The flotation tailings are roughed and swept through a flotation column to obtain a coarse concentrate, which is concentrated by a thickener and sent to a mixing barrel for heating and detoxication. The slurry is then diluted to a certain concentration and then refined. The selection operation adopts one fine and rough selection, five times of selection and three times of fine sweeping to obtain qualified tungsten concentrate, and then through filter press and drying to obtain tungsten concentrate products with qualified grade and moisture content. The improved technology has a better recovery effect of the lowest grade scheelite, and has the advantages of low production cost, stable equipment maintenance, and simple use of chemicals. This technology has been widely used in some low-grade scheelite concentrators.
This technology can be divided into four process flows according to different conditions of the ore:
(1) After medium magnetic separation and high gradient strong magnetism, sodium carbonate, water glass, acidified water glass or modified oleic acid is used for flotation. Fluorite concentrate can be obtained after flotation. This technology can be used when there are many magnetic minerals containing silicon and the monomer dissociation degree of fluorite is high.

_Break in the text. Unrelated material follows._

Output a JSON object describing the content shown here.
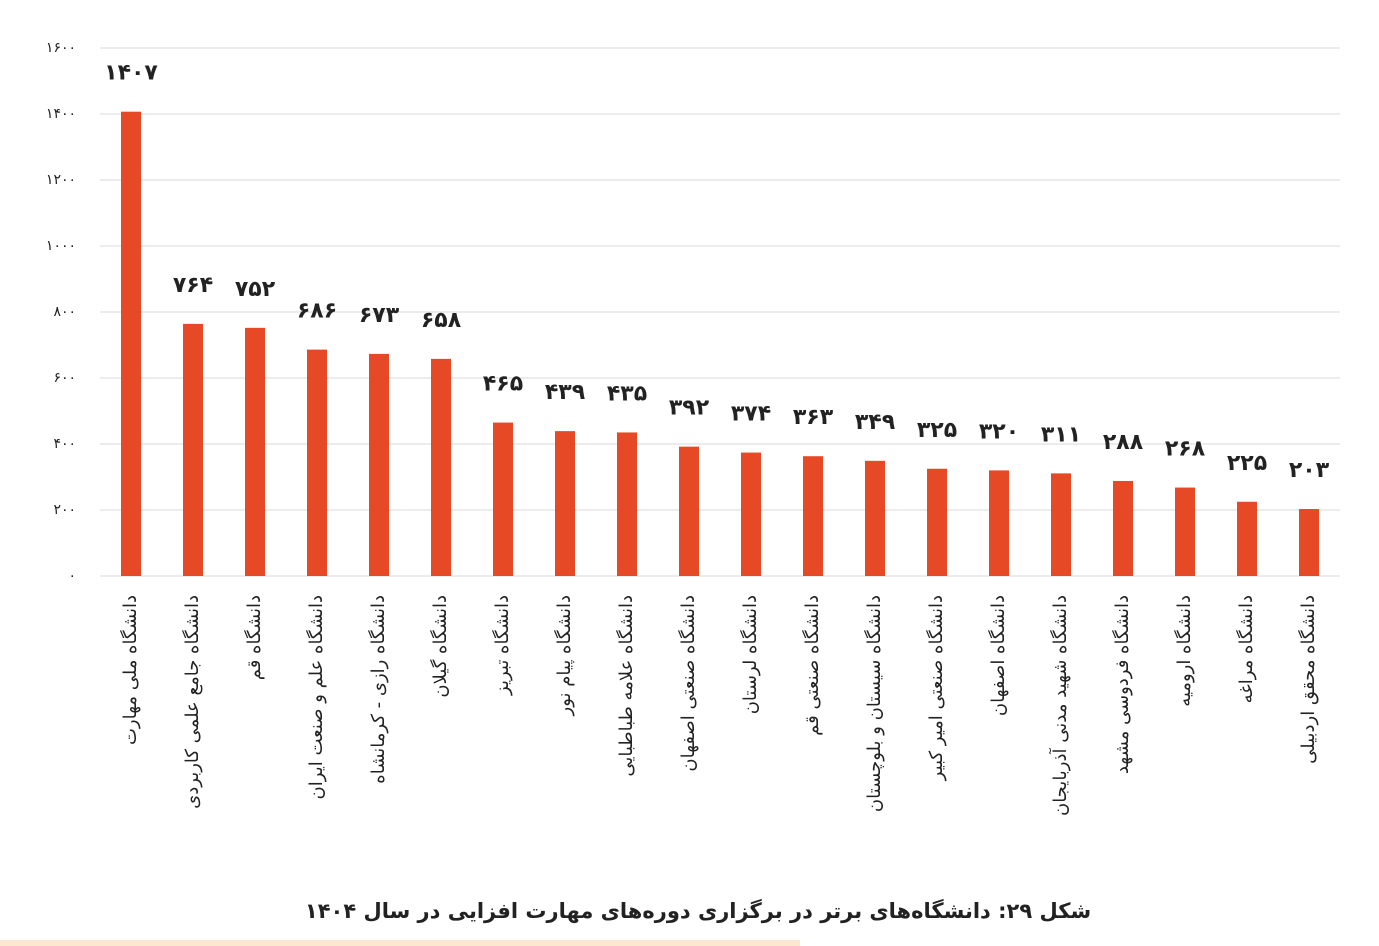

(2) First use sodium carbonate, water glass, acidified water glass or modified oleic acid for flotation, and the obtained coarse concentrate is reground, and then subjected to high-gradient strong magnetic separation to obtain fluorite concentrate. This technology can be used when there are relatively few silicon-containing magnetic minerals and the monomer dissociation degree of fluorite is not high.
(3) When there are relatively few silicon-containing magnetic minerals and the monomer dissociation degree of fluorite is high, flotation is used, using sodium carbonate, water glass, acidified water glass or modified oleic acid. The obtained crude concentrate will not Return to the regrinding system for processing, and directly perform high-intensity magnetic separation process to obtain fluorspar concentrate.
(4) The tailings are first treated with medium magnetic separation and high-intensity magnetic separation technology, and then flotation is performed using sodium carbonate, water glass, acidified water glass or modified oleic acid. After flotation, high-gradient strong magnetic separation is performed to obtain phosphorus. Stone concentrate. This technology is used when there are a lot of silicon-containing magnetic minerals that cannot be effectively removed by one-stage magnetic separation and the monomer dissociation degree of fluorite is high.
The above are the four technologies for metal ore tailings reprocessing. According to changes in ore components, the mineral processing technology should be appropriately adjusted to improve the utilization rate of tailings and effectively recover useful ore components in the ore. The processing, recycling and reuse of tailings can help reduce resource waste, reduce environmental risks, and promote the sustainable development of the mining industry.